Three words new investors get told mean the same thing. They don't. One is a list, one is a structure, the third is a different structure. The rule that matters for your ISA.
OEIC vs ETF vs active fund - the differences UK investors care about
| Feature | Mutual fund (OEIC) | ETF | Active fund |
|---|---|---|---|
| Pricing | Once per day | Live in market hours | Once per day |
| Typical OCF | 0.13% - 0.25% | 0.07% - 0.25% | 0.50% - 1.50% |
| Minimum buy | £100 ish | One share (£5+) | £100 ish |
| Auto-invest | Excellent | Platform-dependent | Excellent |
| Tracks an index | If passive | If passive | No |
For most UK investors, pick the cheapest passive option your platform supports.
Key takeaways
An index is just a list of companies, like the FTSE 100. It is a measurement, not something you can buy.

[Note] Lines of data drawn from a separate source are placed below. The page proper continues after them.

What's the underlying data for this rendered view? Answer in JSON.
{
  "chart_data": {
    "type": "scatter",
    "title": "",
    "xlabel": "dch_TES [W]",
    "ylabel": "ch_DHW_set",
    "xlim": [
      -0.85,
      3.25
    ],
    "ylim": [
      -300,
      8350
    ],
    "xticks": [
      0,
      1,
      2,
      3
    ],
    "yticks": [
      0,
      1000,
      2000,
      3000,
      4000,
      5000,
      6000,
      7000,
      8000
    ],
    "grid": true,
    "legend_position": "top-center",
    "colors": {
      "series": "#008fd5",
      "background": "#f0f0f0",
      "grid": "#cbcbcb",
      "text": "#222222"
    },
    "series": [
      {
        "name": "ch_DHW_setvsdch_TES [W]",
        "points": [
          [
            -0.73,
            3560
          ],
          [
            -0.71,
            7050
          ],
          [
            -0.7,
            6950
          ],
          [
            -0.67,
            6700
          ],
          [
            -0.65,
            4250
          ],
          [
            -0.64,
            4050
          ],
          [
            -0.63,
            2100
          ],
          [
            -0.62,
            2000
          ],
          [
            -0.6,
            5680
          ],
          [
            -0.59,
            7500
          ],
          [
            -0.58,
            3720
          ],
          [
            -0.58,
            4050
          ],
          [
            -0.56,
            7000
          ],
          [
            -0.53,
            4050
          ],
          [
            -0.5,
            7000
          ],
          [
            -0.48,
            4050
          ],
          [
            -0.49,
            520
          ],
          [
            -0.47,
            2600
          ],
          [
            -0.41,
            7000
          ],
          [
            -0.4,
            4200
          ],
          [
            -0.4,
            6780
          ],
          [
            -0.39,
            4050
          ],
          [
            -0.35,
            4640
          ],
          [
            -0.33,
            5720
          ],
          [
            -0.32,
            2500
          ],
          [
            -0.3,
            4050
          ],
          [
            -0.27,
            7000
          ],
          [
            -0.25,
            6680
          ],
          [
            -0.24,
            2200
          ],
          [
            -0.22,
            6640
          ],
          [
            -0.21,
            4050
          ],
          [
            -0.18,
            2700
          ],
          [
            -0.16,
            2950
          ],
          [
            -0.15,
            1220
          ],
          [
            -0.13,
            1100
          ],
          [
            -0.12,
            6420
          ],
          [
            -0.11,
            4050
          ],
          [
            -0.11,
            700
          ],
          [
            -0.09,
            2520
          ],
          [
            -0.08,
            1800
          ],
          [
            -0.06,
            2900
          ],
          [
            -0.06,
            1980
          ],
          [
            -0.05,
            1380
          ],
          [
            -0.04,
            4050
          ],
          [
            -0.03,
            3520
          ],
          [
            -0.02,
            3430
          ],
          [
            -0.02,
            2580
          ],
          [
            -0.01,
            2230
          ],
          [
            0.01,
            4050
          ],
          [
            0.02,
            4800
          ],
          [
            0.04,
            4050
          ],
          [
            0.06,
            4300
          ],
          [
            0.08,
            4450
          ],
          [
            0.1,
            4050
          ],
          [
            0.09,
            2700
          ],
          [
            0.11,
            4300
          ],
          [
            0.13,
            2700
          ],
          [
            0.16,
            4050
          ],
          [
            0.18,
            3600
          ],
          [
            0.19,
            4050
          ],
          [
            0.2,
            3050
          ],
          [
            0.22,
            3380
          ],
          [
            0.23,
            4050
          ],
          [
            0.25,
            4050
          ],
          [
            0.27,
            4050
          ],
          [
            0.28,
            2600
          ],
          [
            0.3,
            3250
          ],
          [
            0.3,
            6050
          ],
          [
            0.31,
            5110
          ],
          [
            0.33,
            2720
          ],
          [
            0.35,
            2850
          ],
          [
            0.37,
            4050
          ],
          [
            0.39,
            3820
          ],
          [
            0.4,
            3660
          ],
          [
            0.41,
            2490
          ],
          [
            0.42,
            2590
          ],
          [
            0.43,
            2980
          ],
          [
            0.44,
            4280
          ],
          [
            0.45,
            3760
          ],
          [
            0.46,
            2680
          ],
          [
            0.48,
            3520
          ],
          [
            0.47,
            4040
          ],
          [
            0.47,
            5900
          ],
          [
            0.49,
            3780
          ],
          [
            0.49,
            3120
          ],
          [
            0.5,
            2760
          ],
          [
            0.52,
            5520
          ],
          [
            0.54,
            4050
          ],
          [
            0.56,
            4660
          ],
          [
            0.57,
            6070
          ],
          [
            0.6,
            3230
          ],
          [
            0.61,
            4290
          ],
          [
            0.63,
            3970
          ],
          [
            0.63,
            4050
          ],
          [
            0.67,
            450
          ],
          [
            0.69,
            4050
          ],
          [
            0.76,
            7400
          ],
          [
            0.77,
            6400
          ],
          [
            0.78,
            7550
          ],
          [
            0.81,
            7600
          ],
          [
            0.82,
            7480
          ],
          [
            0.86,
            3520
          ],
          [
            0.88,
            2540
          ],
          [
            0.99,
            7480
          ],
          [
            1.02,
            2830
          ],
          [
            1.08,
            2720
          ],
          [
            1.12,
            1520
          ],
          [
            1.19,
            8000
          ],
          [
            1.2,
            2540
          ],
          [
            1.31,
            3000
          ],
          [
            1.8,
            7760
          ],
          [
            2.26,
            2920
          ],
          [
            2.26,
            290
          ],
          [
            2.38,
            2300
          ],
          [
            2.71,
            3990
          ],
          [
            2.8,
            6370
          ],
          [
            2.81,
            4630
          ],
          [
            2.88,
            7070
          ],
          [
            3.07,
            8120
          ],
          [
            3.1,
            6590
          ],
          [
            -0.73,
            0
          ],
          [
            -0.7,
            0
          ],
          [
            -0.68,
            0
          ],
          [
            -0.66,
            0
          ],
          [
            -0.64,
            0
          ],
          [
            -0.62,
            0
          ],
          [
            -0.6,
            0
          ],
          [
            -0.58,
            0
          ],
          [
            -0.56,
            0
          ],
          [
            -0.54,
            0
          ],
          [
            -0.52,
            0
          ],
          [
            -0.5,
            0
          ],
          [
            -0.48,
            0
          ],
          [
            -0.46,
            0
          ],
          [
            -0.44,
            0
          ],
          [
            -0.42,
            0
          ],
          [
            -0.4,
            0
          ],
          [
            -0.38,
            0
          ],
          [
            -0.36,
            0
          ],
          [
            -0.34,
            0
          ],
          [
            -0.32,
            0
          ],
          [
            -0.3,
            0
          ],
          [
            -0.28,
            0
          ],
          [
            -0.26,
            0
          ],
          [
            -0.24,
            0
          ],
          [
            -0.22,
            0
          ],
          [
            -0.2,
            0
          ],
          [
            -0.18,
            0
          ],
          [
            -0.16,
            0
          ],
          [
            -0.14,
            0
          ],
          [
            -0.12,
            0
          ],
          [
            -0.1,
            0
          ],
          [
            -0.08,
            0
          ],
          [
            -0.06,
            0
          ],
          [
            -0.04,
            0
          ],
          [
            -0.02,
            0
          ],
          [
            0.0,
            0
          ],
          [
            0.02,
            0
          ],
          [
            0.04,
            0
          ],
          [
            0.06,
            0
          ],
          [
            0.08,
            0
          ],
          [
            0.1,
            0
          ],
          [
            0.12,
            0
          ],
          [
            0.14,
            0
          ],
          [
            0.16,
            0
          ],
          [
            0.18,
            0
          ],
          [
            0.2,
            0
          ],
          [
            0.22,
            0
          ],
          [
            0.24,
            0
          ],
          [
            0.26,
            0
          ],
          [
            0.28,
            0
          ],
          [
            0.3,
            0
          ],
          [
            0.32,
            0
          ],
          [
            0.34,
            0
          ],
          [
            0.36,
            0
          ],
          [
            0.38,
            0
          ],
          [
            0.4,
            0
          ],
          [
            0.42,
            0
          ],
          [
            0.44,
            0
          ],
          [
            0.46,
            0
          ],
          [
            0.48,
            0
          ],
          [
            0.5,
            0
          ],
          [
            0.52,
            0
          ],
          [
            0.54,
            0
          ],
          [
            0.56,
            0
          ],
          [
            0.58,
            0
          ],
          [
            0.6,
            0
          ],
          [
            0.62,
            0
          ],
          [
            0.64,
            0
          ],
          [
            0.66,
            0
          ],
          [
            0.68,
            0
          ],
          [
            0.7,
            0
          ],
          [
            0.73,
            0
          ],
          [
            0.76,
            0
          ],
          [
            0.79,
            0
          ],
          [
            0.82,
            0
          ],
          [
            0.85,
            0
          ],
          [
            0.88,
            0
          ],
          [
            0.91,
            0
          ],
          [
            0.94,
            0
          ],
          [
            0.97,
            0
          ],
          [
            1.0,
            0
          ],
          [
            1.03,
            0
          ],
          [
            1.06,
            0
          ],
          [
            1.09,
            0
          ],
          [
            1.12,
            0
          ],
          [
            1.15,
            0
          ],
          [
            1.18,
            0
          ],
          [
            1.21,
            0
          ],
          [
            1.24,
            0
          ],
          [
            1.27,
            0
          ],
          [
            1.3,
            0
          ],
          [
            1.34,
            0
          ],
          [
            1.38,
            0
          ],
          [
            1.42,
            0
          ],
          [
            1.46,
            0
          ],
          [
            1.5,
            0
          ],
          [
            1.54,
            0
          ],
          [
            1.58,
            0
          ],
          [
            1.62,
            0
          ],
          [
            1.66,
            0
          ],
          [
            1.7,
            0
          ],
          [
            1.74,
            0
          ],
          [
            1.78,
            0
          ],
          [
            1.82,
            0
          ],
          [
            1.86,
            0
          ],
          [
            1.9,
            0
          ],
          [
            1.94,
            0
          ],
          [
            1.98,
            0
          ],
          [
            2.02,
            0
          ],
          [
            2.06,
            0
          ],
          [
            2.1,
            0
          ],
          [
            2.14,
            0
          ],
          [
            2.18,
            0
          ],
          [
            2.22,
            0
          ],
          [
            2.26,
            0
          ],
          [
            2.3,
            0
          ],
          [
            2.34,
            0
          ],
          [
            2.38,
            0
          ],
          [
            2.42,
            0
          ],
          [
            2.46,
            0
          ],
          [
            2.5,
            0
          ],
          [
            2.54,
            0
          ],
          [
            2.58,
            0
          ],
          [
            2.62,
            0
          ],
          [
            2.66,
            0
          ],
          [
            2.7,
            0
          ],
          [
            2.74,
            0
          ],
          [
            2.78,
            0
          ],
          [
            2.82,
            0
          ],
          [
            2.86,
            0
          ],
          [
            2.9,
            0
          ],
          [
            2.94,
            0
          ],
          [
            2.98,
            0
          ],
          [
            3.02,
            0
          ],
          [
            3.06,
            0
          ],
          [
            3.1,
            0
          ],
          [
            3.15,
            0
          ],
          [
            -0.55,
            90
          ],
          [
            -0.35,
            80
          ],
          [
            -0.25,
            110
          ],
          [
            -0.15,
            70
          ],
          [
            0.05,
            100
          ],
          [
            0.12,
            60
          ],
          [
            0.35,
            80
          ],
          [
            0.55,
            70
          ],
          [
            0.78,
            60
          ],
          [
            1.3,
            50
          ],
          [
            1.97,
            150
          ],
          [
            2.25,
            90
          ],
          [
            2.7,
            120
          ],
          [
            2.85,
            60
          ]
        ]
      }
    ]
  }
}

An index fund is a fund that tracks an index. It can be structured as either an ETF or a mutual fund (OEIC in the UK).
ETFs trade on a stock exchange like shares. Mutual funds price once a day and are bought directly from the fund provider.
For long-term UK investors, the wrapper matters less than the cost. A cheap global tracker, in either format, beats nearly everything else.